I didn't want this, we've had a rocky few months but nothing that wasn't resolvable or fixable (no affair or secrets)
I am feeling absolutely broken. And more so by the fact he's completely ok. Came home this evening, got straight in the shower, got our humming around the house, went downstairs, made his dinner and sat scoffing it.
I've been in my bedroom for 2 days, haven't eaten, can't sleep, a completely wreck.
I told my immediate family and best friend today, as I feel I had to, to come to terms with it. I think sitting with it to myself was me hopeful it would change. But he's made it a very clear that isn't going to happen because he's done and wants out.

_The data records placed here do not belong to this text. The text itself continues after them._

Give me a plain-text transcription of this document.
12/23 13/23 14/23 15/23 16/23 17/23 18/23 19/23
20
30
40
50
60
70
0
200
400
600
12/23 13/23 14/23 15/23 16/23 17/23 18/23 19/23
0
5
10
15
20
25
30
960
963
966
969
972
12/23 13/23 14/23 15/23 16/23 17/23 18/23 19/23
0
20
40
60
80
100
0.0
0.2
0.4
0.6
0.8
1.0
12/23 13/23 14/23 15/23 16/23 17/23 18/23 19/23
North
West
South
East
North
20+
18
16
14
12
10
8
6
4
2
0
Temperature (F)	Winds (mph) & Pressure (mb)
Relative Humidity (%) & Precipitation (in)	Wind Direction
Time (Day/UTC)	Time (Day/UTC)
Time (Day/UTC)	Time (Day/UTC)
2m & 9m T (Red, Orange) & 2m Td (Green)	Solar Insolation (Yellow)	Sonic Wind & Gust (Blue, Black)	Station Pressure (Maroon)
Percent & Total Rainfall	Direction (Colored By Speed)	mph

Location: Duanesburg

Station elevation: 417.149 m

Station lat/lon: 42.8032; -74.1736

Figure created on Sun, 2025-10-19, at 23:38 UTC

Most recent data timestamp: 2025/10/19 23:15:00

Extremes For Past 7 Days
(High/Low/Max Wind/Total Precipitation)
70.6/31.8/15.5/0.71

I'm only 30, we'd planned a whole future together, was going to start a family next year. And I feel as though I've just lost everything and am going back to square one. I'm most likely going to have to move back in with my mum (who is great) but, from owning a home at 24, married, etc to living in your mums spare room, no kids, divorced... I'm completely humiliated. We live in a small town, so it'll no doubt spread like wildfire which is going to be painful for me to bare.
How do people cope with this???
All my friends are settled down, married, kids some 2x. Nobody goes out anymore really...
i have a great support network around me, but, I can't help but still feel completely alone and isolated, knowing they're all at home with their significant others and kids, happy.
My mum keeps telling me I am going to fine... but it feels like anything but.
I feel like I've just been stripped of everything that made me, me. He was my best friend. I adore my home, we have 3 small adorable dogs who are my world. We've travelled the world together. Brought our home together, got married and survived 3 postponements due to lockdown....
He says he still loves me and care about me. But, isn't Interested in fixing it. He's no longer interested in trying. He just wants out. Wants the house sold so he can get out because the house is a noose around his neck apparently.
How do people cope with this? I feel like I'm so young and was maybe naive that this could ever happen to me. I thought our relationship meant so much more to him than this. He chase me for 1.5 years before we got together. Promised me the world. But I don't even know this man anymore. I didn't know someone who loved or cared for you could be so so cruel.